A worker checks the quality of tomatoes at an agricultural industrial park in Rizhao, Shandong province on May 25. [Photo by Wang Haibin/For China Daily]
China's push to bolster germplasm exchanges is part of its shift to a more technology-driven approach to addressing food security problems at home and abroad.
Sharing starts with conservation. In 2015, the agriculture ministry launched a national census of crop germplasm as part of a broader effort to rescue vanishing crop species. It involved more than 30,000 grassroots officials who collected about 12,000 germplasm samples over the course of about three years. Without that effort, there was a risk the genetic material could have become extinct.
China has also ramped up the construction of facilities to store such assets. In May, it finished a national germplasm bank for wild rice species in Sanya, Hainan province, that its builder called "the world's largest repository for gene resources of wild rice varieties".
Experts said its location, in a free trade port, helps with the sharing and use of germplasm across borders.

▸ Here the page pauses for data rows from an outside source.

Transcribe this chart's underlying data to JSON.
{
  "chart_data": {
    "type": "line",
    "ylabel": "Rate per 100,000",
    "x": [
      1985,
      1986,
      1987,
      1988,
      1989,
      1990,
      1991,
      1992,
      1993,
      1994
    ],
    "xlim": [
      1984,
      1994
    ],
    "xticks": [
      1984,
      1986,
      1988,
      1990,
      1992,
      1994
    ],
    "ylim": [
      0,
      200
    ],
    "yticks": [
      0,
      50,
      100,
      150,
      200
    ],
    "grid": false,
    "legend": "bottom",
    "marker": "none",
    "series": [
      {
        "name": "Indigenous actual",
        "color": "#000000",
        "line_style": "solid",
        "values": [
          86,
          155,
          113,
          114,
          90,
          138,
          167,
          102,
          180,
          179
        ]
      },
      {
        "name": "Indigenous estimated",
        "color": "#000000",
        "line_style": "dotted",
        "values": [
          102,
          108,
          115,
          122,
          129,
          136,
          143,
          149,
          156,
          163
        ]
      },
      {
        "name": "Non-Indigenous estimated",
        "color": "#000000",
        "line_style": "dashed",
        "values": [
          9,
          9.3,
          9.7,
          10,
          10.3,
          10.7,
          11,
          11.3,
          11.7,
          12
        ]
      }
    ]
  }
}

Three months later, the Chinese Academy of Agricultural Sciences and authorities in Beijing and Hainan launched the genome-to-phenome program, an attempt to bolster the sharing of germplasm with global partners.
The project has won widespread recognition, with Govaerts calling China a flag-bearer on that front.
"China is really getting together all the international actors," he said.
Seed research is also central to growing food in once unimaginable places such as saline-alkali land, another part of China's quest for increased food security.
Central authorities called last year for scientists and technicians to screen and nurture crop seeds that can withstand saline-alkali stress. Better seed, coupled with soil improvement methods, fertilizers and irrigation, would make a difference, they said.
In recent years, the top legislature has formulated laws aimed at bolstering the country's seed research and development capabilities.
After three rounds of revisions since 2022, the National People's Congress Standing Committee passed the National Food Security Law late last month.